Beberapa keadaan/ penyakit yang mendahului dan mungkin ada hubungannya dengan terjadinya GBS, antara lain:
- Infeksi virus atau bakteri
GBS sering sekali berhubungan dengan infeksi akut non spesifik. Insidensi kasus GBS
yang berkaitan dengan infeksi ini sekitar antara 56% - 80%, yaitu 1
sampai 4 minggu sebelum gejala neurologi timbul seperti infeksi saluran
pernafasan atas atau infeksi gastrointestinal. Infeksi akut yang
berhubungan dengan GBS :
a. Virus: CMV, EBV, HIV, Varicella-zoster, Vaccinia/smallpox, Influenza, Measles, Mumps, Rubella, hepatitis, Coxsackie, Echo.

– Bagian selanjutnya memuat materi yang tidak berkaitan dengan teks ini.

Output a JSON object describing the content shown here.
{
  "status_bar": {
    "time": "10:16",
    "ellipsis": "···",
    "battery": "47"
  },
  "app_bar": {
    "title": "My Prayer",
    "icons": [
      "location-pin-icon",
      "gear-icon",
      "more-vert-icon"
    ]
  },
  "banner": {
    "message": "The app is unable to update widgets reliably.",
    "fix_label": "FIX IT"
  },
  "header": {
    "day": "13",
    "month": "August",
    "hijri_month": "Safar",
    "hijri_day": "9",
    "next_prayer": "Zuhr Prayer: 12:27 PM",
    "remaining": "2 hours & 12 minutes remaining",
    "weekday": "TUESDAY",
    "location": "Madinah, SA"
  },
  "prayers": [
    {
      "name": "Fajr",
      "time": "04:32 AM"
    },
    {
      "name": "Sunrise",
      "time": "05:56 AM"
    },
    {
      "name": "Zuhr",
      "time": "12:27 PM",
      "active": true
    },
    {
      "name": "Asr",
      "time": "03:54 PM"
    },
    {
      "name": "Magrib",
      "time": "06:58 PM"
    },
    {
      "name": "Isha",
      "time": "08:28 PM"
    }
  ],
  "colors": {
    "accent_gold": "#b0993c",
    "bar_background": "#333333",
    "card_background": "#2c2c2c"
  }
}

b. Bakteri: Campylobacter, Jejeni, Mycoplasma, Pneumonia, Typhoid, Borrelia B, Paratyphoid, Brucellosis, Chlamydia, Legionella, Listeria.
- Vaksinasi
- Pembedahan, anestesi
- Penyakit sistematik, seperti keganasan, Systemic Lupus Erythematosus, tiroiditis, dan penyakit Addison
- Kehamilan atau dalam masa nifas
- Gangguan endokrin
C. MANIFESTASI KLINIS
- Masa laten
Waktu antara terjadi infeksi atau keadaan prodromal yang mendahuluinya dan saat timbulnya gejala neurologis. Lamanya masa laten ini berkisar antara satu sampai 28 hari, rata-rata 9 hari. Pada masa laten ini belum ada gejala klinis yang timbul.
- Gejala Klinis
a. Kelumpuhan
Manifestasi
klinis utama adalah kelumpuhan otot-otot ekstremitas tipe lower motor
neurone dari otot-otot ekstremitas, badan dan kadang-kadang juga muka.
Pada sebagian besar penderita, kelumpuhan dimulai dari kedua ekstremitas
bawah kemudian menyebar secara asenderen ke badan, anggota gerak atas
dan saraf kranialis. Kadang-kadang juga bisa keempat anggota gerak dikenai secara serentak, kemudian menyebar ke badan dan saraf kranialis. Kelumpuhan
otot-otot ini simetris dan diikuti oleh hiporefleksia atau arefleksia.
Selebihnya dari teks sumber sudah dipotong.